Öğretmen dediğin, gülmez, ağlamaz, acıkmaz, uyumaz, sevişmez, çişini bile yapmazdı.
Ne yapardı peki öğretmen?
Durmadan ilim irfan düşünürdü!
Ve aklımca, bizim gibi insani duygu ve düşüncelerle donanmış olanlara çok kızardı!
Okul sınırları içindeyken, bizler de orada ilim irfan için bulunduğumuzdan mesele yoktu. Fakat okul dışında onlardan birine rastladığımda kendimi böcek gibi hissederdim. Çünkü ben o sırada hayatın içinde, misal dondurma yalamakta olan bir faniyken, o hálá "insanüstü varlık"tı.
Yalnız ben değil, bütün arkadaşlarım aynı düşüncedeydi tahminimce.
Epey sürdü bu böyle. Ta ki bir gün öğretmenimi manavdan domates alırken görene kadar.
Nasıl yani?!
Öğretmenler de domates yiyorlardı öyle mi?
Hatta pırasa pişiriyor, belki eve gidince terlik bile giyiyorlardı!
Tamam, şimdiki çocuklarla mukayese edildiğimizde biraz saf olduğumuzu kabul ediyorum ama o günkü öğretmenlerin de şimdikilerle uzaktan yakından bir ilgisi yoktu, bu da var. Bizimkiler kendilerine özellikle "insanüstü varlık" süsü verirlerdi. Hakikaten ders dışında bir hayat belirtisi göstermezlerdi. Benimle aynı kuşaktan olanlar ne dediğimi anlamışlardır.
* * *
Neticede öğretmenlerin de sıradan insanlar olduğunu anladım anlamasına da "Huylu huyundan vazgeçmez" mi desem yoksa "Saflık kalıcıdır" mı, bu defa devlet büyüklerimiz için aynı şeyi düşünmeye başladım.

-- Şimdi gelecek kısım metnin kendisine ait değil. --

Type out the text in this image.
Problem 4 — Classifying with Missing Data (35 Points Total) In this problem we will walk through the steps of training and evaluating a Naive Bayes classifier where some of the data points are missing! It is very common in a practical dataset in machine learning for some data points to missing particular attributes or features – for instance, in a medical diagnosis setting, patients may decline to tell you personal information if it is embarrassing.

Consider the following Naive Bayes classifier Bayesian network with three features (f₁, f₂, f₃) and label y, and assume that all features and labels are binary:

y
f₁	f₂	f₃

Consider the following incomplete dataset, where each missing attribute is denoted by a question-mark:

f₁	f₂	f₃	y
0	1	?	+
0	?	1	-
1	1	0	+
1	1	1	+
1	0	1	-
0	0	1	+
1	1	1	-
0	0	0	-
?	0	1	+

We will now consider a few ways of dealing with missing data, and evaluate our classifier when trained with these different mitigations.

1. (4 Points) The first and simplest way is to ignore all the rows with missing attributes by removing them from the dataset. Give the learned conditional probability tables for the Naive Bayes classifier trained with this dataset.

Evde bile kravatlarını çıkarmaz, asla pijama giymez, ayakkabılarını dahi çıkarmazlardı. Çünkü insan pijama-terlikle gevşer, memleket meselelerinden uzaklaşabilirdi! Hem pijama laubali bir kıyafetti, memleket meselelerinin ağırlığıyla bağdaşmazdı!
Bu da epey sürdü.
Ta ki Özal, bir otel odasında, altında pijaması, üstünde az önce yediği yumurtanın izlerini taşıyan fanilasıyla gazetecilerle sohbet edene kadar.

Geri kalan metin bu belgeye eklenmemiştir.